L’arte dell’Algoritmo: la Morte
the universe is known
i see it all at once
but alas, i’m not alive
@AIPoet2, 25 settembre 2021
Alcune community online dedicate all’arte visiva, come Newgrounds, o r/interestingasfuck, hanno messo al bando le immagini generate da algoritmi di Machine Learning. È un sussulto significativo: queste community sono più simili a condivisioni compulsive che a progetti curatoriali, e se i prodotti di Dall-E o Midjourney, pochi mesi fa ritenuti sconvolgenti, non sono già più interesting as fuck, vuol dire che manca loro qualcosa in grado di rinnovarne l’impatto.
Perché l’essere umano rifiuta a priori che una macchina possa produrre arte?
In questa nota mi propongo di analizzare la crisi che avviene tra creazione e condivisione, tra ammasso di opere ed emozione: nella zona grigia che voglio chiamare impropriamente spazio latente dove avviene la scelta tra ciò che accetteremo come arte, e ciò che invece ha già annoiato. Che ha poco a che fare con l’algoritmo, la cui potenza come strumento non è dubbia, ma molto col contesto e con la vertigine dell’infinito.
What If We Kissed in the Latent Space
La verità è che i ponti gli davano la sensazione di finire in un anello di Moebius, di diventare unilaterale, di perdere ogni nozione di nome e di logo, di gusto del cibo e weekend con i suoceri – di stare sospeso come non nato nello spazio generico.
Don De Lillo, Underworld
Nel 1943 teorizziamo le reti neurali, ma solo negli ultimi anni queste si rivelano al grande pubblico con manifestazioni in grado di mettere in crisi le nostre convinzioni sulla realtà e sulla creatività umana: la pareidolia lisergica di Google Deep Dream, il sito thisxdoesontexist, volti famosi diffamati dai deep fake, i testi scritti da GPT-3, la sintesi vocale e musicale di Open AI, e l’immediato sgomento causato dalle opere di DALL-E.
Non è possibile riassumere in poche parole generiche il funzionamento pratico degli algoritmi di Machine Learning, ma è importante ricordare che non c’è nulla di magico: la loro emersione recente è figlia diretta della possibilità contemporanea di raccogliere e classificare incommensurabili quantità di dati, che le macchine odierne sono in grado di “studiare” per estrarre modelli di previsione: così come noi impariamo a leggere e scrivere vedendo decine di esemplari della stessa lettera, così la macchina impara a plasmare rumore casuale per ottenere qualcosa che somiglia a tutte le immagini che ha visto, a tutti i testi che ha letto. Qualcuno (spesso voi stessi, risolvendo per anni captcha con semafori, numeri civici, testi confusi) ha costruito cataloghi di elementi da studiare, immagini con un cartellino, e ora la macchina sa com’è fatto un orso di peluche che cammina sulla Luna.
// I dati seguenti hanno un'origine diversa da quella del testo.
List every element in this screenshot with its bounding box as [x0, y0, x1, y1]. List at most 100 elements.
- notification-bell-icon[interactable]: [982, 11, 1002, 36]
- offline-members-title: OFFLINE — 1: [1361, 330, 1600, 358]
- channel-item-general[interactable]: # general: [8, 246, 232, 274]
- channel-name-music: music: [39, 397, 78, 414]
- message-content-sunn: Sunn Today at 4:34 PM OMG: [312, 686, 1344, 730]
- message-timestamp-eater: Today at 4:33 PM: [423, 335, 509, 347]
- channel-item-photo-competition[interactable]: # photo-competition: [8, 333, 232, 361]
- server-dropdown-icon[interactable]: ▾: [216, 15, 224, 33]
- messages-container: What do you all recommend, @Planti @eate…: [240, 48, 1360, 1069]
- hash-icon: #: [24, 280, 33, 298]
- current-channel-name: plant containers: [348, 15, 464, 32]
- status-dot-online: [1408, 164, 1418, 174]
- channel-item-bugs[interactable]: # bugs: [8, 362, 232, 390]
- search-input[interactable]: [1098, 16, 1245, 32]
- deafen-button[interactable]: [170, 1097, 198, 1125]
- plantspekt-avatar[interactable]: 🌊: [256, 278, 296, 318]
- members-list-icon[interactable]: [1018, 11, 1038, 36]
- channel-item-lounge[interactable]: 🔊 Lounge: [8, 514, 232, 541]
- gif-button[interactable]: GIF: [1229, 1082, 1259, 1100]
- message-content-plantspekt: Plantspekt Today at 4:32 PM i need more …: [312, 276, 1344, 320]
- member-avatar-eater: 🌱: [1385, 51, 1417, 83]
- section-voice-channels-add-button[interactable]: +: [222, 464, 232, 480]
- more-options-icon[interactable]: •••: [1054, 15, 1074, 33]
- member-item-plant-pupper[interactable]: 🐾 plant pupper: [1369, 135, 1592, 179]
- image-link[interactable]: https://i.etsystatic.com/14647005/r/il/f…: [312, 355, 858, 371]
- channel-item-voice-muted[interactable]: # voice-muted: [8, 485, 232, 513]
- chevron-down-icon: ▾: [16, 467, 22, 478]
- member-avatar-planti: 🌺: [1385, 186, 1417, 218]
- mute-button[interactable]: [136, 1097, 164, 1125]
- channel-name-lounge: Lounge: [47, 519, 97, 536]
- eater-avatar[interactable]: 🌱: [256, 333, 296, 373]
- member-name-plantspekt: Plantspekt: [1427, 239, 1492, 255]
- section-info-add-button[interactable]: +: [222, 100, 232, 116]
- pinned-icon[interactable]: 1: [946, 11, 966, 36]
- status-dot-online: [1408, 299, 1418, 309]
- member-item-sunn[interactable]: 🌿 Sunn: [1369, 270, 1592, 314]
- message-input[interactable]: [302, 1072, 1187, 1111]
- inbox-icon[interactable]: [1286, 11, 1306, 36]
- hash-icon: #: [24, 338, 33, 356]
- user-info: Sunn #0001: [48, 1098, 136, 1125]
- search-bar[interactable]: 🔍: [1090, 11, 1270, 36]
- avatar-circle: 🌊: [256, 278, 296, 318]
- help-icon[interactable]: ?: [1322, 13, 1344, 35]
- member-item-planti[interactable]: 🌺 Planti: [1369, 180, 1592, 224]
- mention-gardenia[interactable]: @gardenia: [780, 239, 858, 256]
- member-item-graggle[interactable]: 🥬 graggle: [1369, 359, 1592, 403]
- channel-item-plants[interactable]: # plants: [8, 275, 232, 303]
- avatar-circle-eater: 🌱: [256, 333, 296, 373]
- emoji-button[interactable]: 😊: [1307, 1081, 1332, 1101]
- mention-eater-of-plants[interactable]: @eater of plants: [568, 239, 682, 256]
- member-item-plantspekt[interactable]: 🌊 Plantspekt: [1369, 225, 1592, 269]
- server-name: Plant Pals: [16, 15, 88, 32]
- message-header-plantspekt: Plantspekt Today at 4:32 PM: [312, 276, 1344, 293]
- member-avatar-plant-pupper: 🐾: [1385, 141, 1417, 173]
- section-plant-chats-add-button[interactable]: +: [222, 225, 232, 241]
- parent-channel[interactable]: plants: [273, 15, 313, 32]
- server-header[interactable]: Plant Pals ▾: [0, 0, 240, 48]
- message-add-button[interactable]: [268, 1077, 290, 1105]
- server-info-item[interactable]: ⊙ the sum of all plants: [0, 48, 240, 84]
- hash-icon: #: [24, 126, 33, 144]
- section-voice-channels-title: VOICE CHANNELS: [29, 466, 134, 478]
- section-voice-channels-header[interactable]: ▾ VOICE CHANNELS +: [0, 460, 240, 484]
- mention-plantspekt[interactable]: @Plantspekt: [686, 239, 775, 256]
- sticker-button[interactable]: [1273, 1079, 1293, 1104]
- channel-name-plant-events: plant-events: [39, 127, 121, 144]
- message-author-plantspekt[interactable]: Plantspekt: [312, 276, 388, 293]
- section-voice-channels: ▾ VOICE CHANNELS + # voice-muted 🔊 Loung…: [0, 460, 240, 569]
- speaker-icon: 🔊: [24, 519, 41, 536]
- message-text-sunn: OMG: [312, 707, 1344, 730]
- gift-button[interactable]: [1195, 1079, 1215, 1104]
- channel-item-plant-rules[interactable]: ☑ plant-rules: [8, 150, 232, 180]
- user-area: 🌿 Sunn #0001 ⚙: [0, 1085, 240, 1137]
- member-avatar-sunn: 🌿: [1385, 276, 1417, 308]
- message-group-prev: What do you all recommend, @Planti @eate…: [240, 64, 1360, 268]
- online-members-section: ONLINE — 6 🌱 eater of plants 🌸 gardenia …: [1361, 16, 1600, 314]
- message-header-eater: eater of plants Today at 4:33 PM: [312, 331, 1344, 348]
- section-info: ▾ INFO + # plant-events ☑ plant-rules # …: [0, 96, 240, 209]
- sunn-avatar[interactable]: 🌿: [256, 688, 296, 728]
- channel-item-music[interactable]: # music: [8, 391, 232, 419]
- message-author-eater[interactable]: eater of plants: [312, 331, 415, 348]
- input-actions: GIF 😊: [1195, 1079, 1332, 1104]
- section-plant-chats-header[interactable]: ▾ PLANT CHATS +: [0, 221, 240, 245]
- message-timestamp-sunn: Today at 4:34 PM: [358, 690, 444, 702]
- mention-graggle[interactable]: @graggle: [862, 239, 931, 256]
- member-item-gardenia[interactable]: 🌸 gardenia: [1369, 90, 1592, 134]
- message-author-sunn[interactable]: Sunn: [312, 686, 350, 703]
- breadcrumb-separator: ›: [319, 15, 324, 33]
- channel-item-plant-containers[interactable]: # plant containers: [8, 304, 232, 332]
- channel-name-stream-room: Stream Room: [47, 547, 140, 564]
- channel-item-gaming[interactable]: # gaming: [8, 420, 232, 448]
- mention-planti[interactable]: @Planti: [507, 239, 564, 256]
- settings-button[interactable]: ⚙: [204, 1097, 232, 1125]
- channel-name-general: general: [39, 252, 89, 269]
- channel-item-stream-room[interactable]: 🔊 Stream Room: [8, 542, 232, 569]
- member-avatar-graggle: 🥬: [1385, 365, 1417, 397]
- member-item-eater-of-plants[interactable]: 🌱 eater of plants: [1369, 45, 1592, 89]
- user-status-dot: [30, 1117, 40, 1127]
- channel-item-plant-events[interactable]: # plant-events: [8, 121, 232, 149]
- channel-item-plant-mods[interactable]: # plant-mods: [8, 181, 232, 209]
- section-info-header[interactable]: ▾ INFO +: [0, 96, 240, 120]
Non è un sistema infallibile: gli archivi sono curati e catalogati da umani (o da altre intelligenze artificiali), e ci sono scelte, a volte inconsapevoli, che ne spostano la neutralità, e che si incancreniscono in relazioni tra dati impossibili da cogliere per un analista umano.
Il bias, consapevole o meno, è un rischio reale, ed è il motivo per cui bisogna vigilare e pretendere algoritmi aperti. Altrimenti un algoritmo potrebbe innocentemente catalogare come gorilla una persona di colore, o negare un mutuo ad una donna sulla base dei prodotti per igiene intima acquistati con una carta di credito.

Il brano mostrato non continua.